J’ai dit plus haut « texte personnel », car son ton est unique, car la composition graphique n’est pas celle d’un calligramme mais d’une prosodie souvent attirée par le fracas, l’énigme, le fragment, la fracture. Néanmoins, il y a là littérature transparente, lamparo appliqué sur les zones sombres de soi, l’élégance du glauque, du bleuâtre, d’une blancheur un peu sourde qui vont très bien à ce récit.

Carnet d’hôpital

(voix du médecin)

« Pour les malades mentaux

Les délires sont aussi

Réels que la réalité ! »

Le centime Lindauer

N’oublions pas que le texte s’arc-boute sur de grands artistes – Celan, Schönberg, Trakl, Pina Bausch, Bergman, etc. -, servant parfois de support et dessinant un horizon d’attente.

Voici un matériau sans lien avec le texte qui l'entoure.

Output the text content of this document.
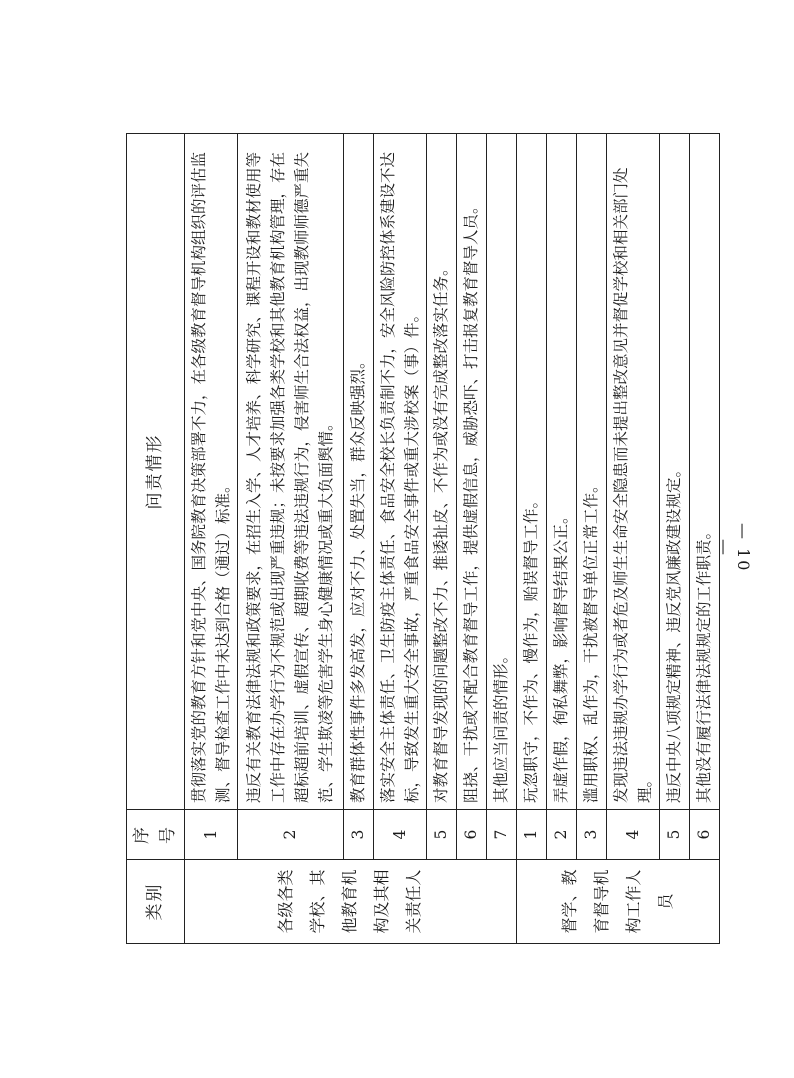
类别	序号	问责情形
各级各类学校、其他教育机构及其相关责任人	1	贯彻落实党的教育方针和党中央、国务院教育决策部署不力，在各级教育督导机构组织的评估监测、督导检查工作中未达到合格（通过）标准。
	2	违反有关教育法律法规和政策要求，在招生入学、人才培养、科学研究、课程开设和教材使用等工作中存在办学行为不规范或出现严重违规；未按要求加强各类学校和其他教育机构管理，存在超标超前培训、虚假宣传、超期收费等违法违规行为，侵害师生合法权益，出现教师师德严重失范、学生欺凌等危害学生身心健康情况或重大负面舆情。
	3	教育群体性事件多发高发，应对不力、处置失当，群众反映强烈。
	4	落实安全主体责任、卫生防疫主体责任、食品安全校长负责制不力，安全风险防控体系建设不达标，导致发生重大安全事故，严重食品安全事件或重大涉校案（事）件。
	5	对教育督导发现的问题整改不力、推诿扯皮、不作为或没有完成整改落实任务。
	6	阻挠、干扰或不配合教育督导工作，提供虚假信息，威胁恐吓、打击报复教育督导人员。
	7	其他应当问责的情形。
督学、教育督导机构工作人员	1	玩忽职守，不作为、慢作为，贻误督导工作。
	2	弄虚作假，徇私舞弊，影响督导结果公正。
	3	滥用职权、乱作为，干扰被督导单位正常工作。
	4	发现违法违规办学行为或者危及师生生命安全隐患而未提出整改意见并督促学校和相关部门处理。
	5	违反中央八项规定精神、违反党风廉政建设规定。
	6	其他没有履行法律法规规定的工作职责。	— 10 —
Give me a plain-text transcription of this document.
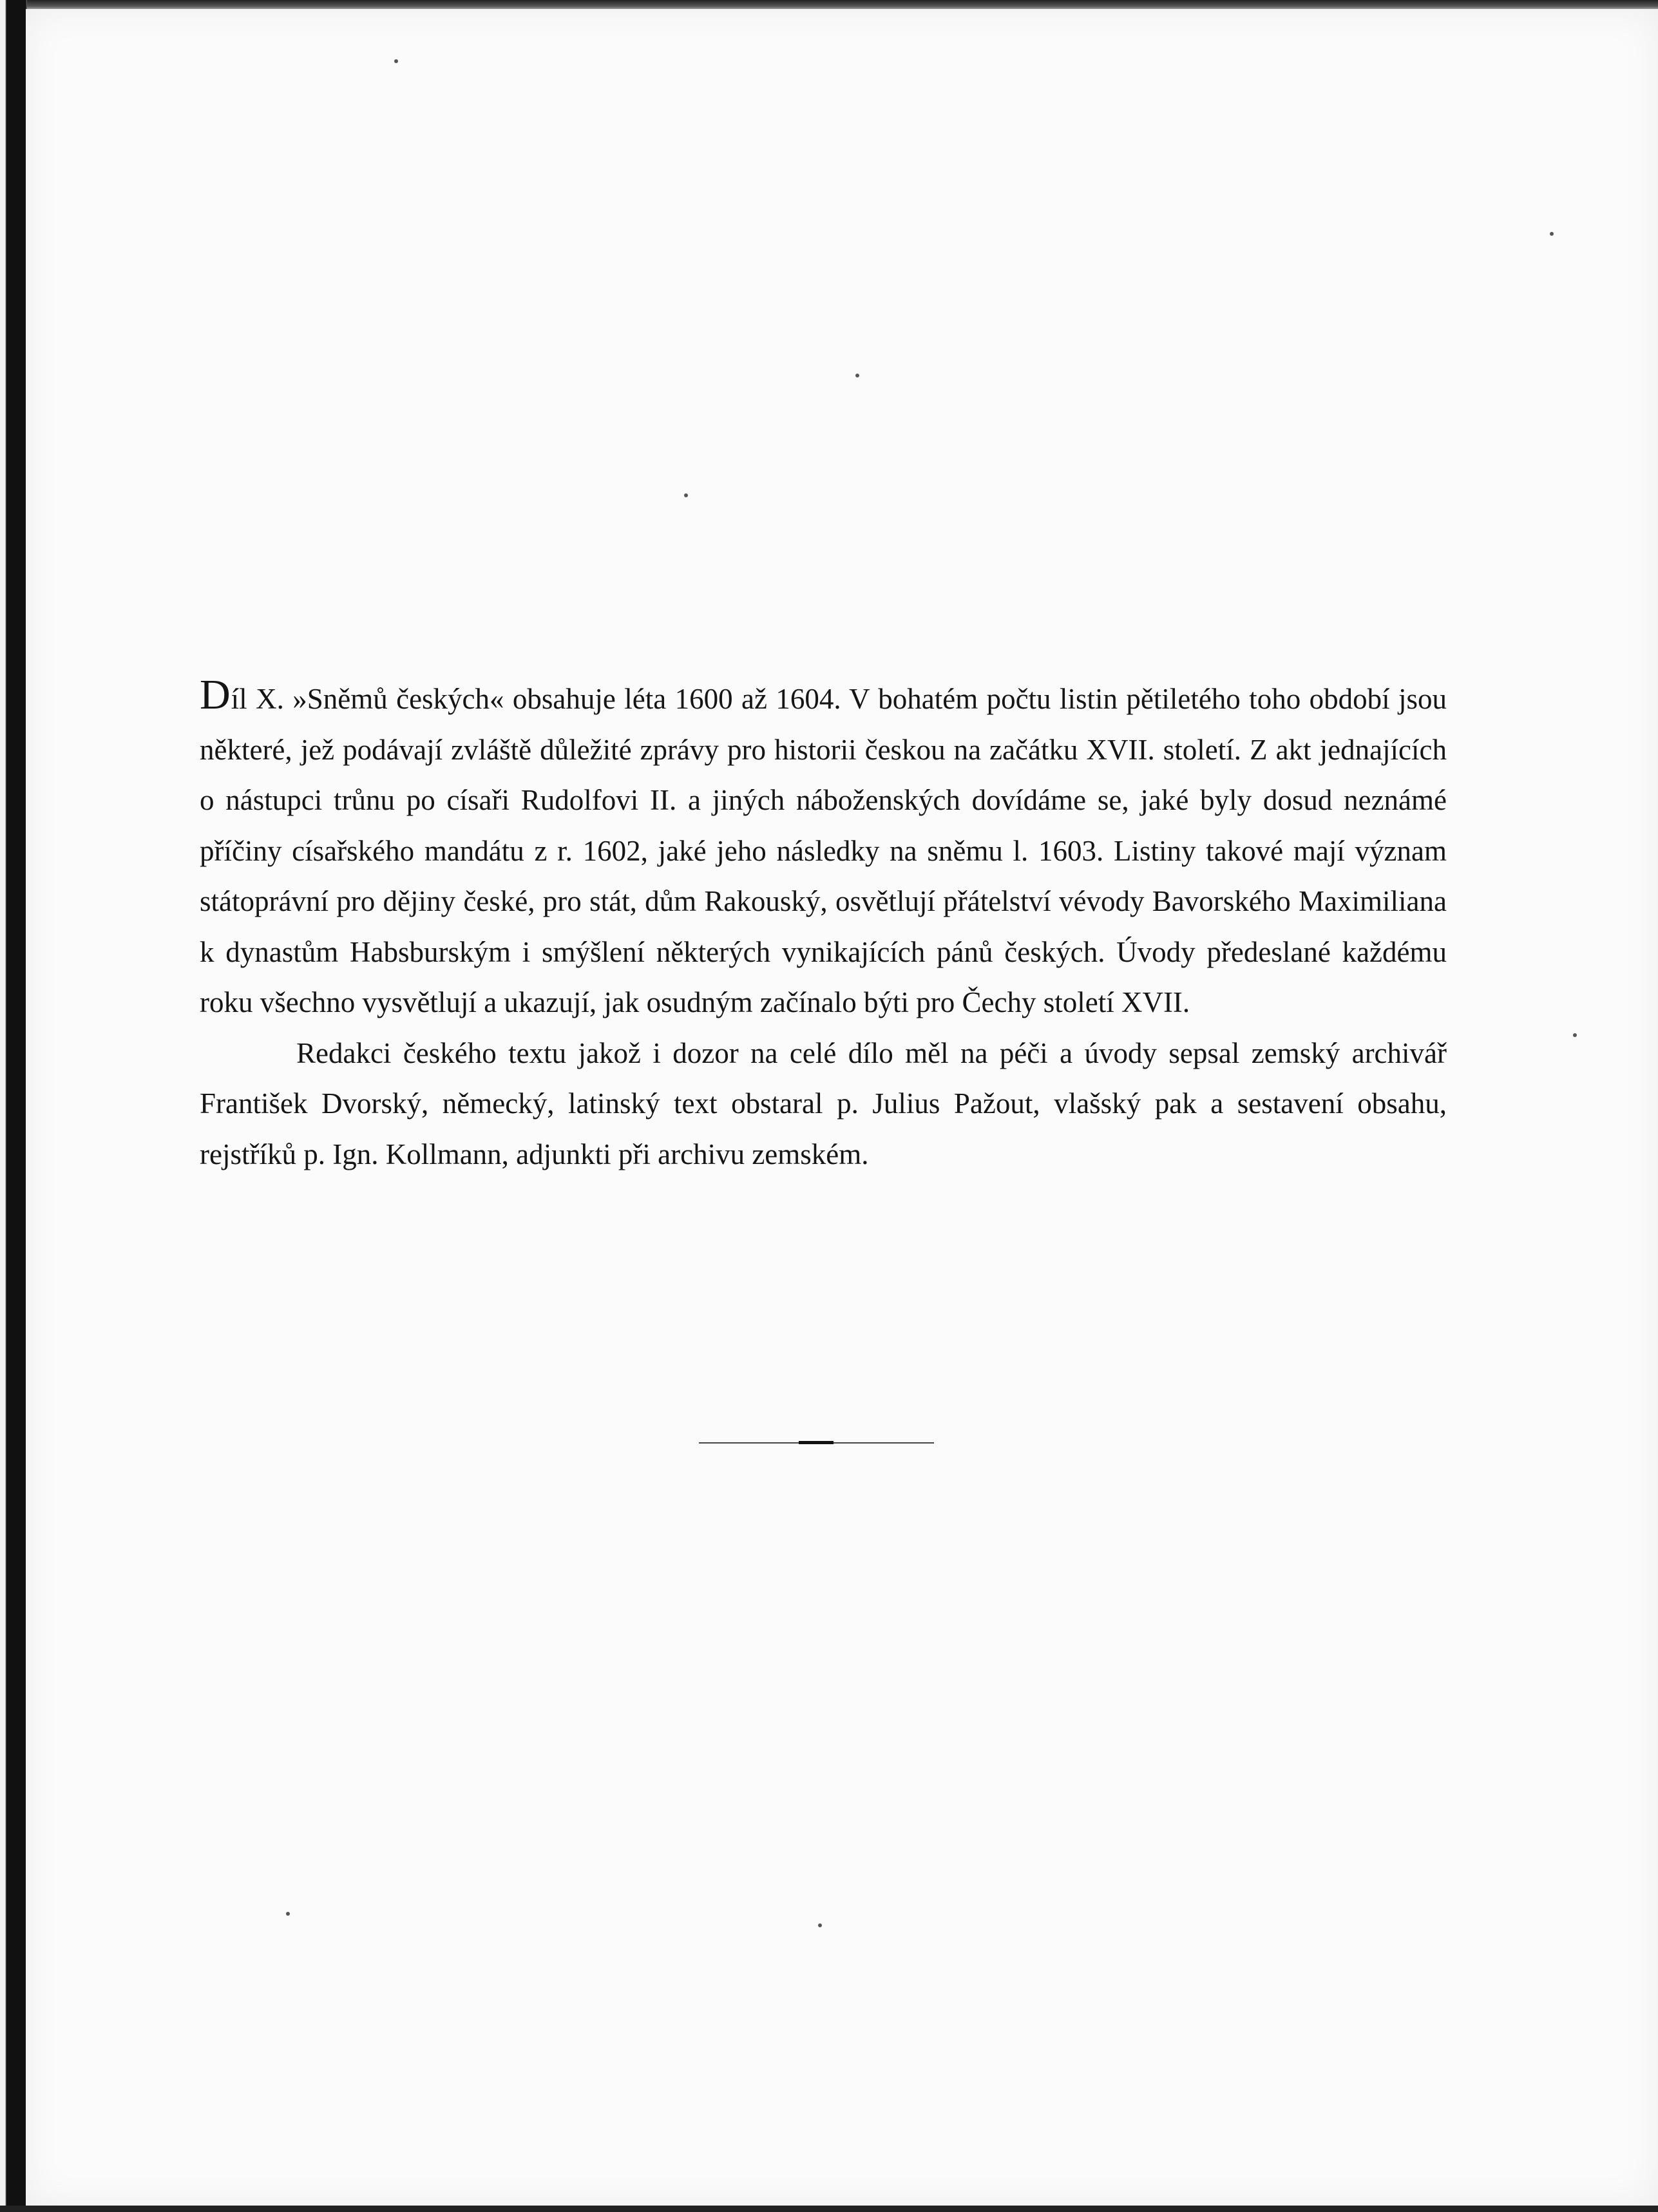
Díl X. »Sněmů českých« obsahuje léta 1600 až 1604. V bohatém počtu listin pětiletého toho období jsou některé, jež podávají zvláště důležité zprávy pro historii českou na začátku XVII. století. Z akt jednajících o nástupci trůnu po císaři Rudolfovi II. a jiných náboženských dovídáme se, jaké byly dosud neznámé příčiny císařského mandátu z r. 1602, jaké jeho následky na sněmu l. 1603. Listiny takové mají význam státoprávní pro dějiny české, pro stát, dům Rakouský, osvětlují přátelství vévody Bavorského Maximiliana k dynastům Habsburským i smýšlení některých vynikajících pánů českých. Úvody předeslané každému roku všechno vysvětlují a ukazují, jak osudným začínalo býti pro Čechy století XVII.

Redakci českého textu jakož i dozor na celé dílo měl na péči a úvody sepsal zemský archivář František Dvorský, německý, latinský text obstaral p. Julius Pažout, vlašský pak a sestavení obsahu, rejstříků p. Ign. Kollmann, adjunkti při archivu zemském.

Sont-ce là encore de petits poquets d’ensemencement, des percées, des failles, des trouées dans le texte initial, texte sillonné de grandes musiques, de grands films ? Sans doute. L’on pense à des pièces de monnaie, à leur double position d’avers et de revers ; poème ici semblablement perforé.  Ainsi, grandeur et petitesse, haut et bas, élan et chute, mort et vie, enfance et angoisse de l’âge adulte, noir et blanc de la page, deux surfaces argentées d’une même pièce de monnaie trouée : le centime Lindauer.

Après ces quelques réflexions, je me hasarderai à dire que l’essentiel de l’art est gazeux, est nuage pour l’écrivain/e. L’on écrit depuis une brume, l’on essuie des buées, des givres, des coalescences, des troubles et des condensations. Alors quoi de mieux que qualifier le souvenir d’autrui d’un « homme-nuage » ? C’est ce que l’on comprend de ce livre qui permet d’apercevoir des êtres traversés, la vie traversée par la mort et la divagation psychique des « hommes-nuages », où se condense l’énigme de l’existence, sans que jamais l’on ne départage définitivement la vérité et le doute, la création et la réalité, le manque et le besoin.

Bibliographie :

Finck,Michèle, La Ballade des hommes-nuages, Éditions Arfuyen, 2022.